If you have a table shippings that provides an optional many-to-many relationship by referencing a person, an address and maybe an order(-item), then you could use coalesce to overwrite the NULLs for addresses you get in an outer join between (customers inner join orders) and shipping_addresses (a view joining shippings with addresses). But to prevent problems with maybe different numbers of non-null components of addresses, Stephane Faroult recommends in his (strongly recommended!) book The Art of SQL to use the "hidden sort key" technique (assuming that customers_with_default_address is a view joining customers with addresses using "default_address":

select *
  from (select 1 as sortkey,
               line_1,
               line_2,
               city,
               state,
               postal_code,
               country
        from shipping_addresses
          where customer_id = ?
        union
        select 2 as sortkey,
               line_1,
               line_2,
               city,
               state,
               postal_code,
               country
        from customers_with_default_address
          where customer_id = ?
        order by 1) actual_shipping_address
      limit 1

Answer 4

The approach that worked for me and required a reasonable amount of coding was (translated to your team/player question):

• create a deferrable foreign key constraint to enforce the "each player has one team" relationship.
• create just one trigger on table team, that checks that at least n players are attached to the team. The trigger should throw an exception if a cardinality is not respected, as pointed out by AdamKG.
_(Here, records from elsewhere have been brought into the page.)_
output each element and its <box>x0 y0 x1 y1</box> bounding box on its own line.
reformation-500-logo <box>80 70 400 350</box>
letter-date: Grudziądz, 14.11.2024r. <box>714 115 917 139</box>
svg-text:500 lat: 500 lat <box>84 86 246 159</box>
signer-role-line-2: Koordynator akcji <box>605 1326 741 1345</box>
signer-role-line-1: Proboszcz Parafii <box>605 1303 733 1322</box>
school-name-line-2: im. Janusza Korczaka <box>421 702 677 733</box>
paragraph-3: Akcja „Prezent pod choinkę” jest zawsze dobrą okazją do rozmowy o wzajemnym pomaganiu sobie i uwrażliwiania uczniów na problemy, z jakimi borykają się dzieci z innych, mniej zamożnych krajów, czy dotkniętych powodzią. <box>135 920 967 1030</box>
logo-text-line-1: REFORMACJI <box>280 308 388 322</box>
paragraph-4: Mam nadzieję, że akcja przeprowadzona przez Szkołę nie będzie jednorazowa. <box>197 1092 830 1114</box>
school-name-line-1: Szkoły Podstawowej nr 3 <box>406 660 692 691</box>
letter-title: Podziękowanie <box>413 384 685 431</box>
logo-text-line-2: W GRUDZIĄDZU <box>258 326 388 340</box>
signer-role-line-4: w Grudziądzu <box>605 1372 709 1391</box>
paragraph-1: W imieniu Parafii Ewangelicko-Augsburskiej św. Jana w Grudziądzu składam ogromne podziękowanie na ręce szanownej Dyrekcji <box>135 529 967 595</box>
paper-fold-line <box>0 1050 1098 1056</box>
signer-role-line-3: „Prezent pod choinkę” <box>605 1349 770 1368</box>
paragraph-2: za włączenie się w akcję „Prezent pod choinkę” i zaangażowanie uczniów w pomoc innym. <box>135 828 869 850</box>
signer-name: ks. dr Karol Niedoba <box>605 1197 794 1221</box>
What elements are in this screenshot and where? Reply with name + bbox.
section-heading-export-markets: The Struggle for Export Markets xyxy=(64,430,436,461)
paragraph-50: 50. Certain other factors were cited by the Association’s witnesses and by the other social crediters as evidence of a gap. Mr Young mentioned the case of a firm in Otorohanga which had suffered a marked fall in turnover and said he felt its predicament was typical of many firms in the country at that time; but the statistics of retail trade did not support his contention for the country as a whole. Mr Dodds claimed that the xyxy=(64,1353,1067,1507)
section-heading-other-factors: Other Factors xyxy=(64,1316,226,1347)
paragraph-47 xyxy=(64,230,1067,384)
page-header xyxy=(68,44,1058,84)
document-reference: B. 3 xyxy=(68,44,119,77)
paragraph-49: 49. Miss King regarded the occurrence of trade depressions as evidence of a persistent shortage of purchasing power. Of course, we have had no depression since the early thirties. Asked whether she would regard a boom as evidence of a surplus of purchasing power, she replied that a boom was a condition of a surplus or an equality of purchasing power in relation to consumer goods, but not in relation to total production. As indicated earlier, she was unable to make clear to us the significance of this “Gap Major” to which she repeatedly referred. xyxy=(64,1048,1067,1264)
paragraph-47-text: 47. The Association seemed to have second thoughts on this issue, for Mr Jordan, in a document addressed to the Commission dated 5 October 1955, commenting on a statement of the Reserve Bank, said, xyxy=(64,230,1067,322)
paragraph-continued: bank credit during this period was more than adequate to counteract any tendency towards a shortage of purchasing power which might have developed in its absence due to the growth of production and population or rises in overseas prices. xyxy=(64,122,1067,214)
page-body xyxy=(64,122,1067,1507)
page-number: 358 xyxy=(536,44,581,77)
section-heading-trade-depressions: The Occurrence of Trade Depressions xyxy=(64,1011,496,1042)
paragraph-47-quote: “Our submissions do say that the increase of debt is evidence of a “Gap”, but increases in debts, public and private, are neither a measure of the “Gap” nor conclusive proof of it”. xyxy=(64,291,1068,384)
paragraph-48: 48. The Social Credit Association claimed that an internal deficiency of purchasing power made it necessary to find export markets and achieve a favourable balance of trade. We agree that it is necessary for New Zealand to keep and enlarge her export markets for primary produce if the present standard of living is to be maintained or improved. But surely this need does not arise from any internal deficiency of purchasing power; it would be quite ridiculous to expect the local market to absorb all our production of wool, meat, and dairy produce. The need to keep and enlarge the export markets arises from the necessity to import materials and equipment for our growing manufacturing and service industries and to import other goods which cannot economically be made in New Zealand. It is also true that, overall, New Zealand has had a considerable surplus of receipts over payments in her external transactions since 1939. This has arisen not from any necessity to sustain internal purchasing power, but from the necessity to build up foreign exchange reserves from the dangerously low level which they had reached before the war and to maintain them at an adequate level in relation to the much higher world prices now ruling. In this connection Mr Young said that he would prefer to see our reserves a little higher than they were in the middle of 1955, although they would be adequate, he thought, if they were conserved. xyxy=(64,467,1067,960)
This will enforce the constraint, but as a side-effect this will also allow only one way of encoding a new team of players (that is, without rejecting it as a key violation)

start transaction;
set constraints all deferred;
insert player_1 with teamPK --teamPK is not yet in table team, will be below
...
insert player_n with teamPK
insert teamPK --this fires the trigger which is successful.
commit transaction; --this fires the foreign key deferred check, successful.

Note that I do that by using self-defined primary keys (for teamPK), e.g. a unique team name, so that I can know the teamPK before actually inserting the line in table team (as opposed to using the auto-incremented id).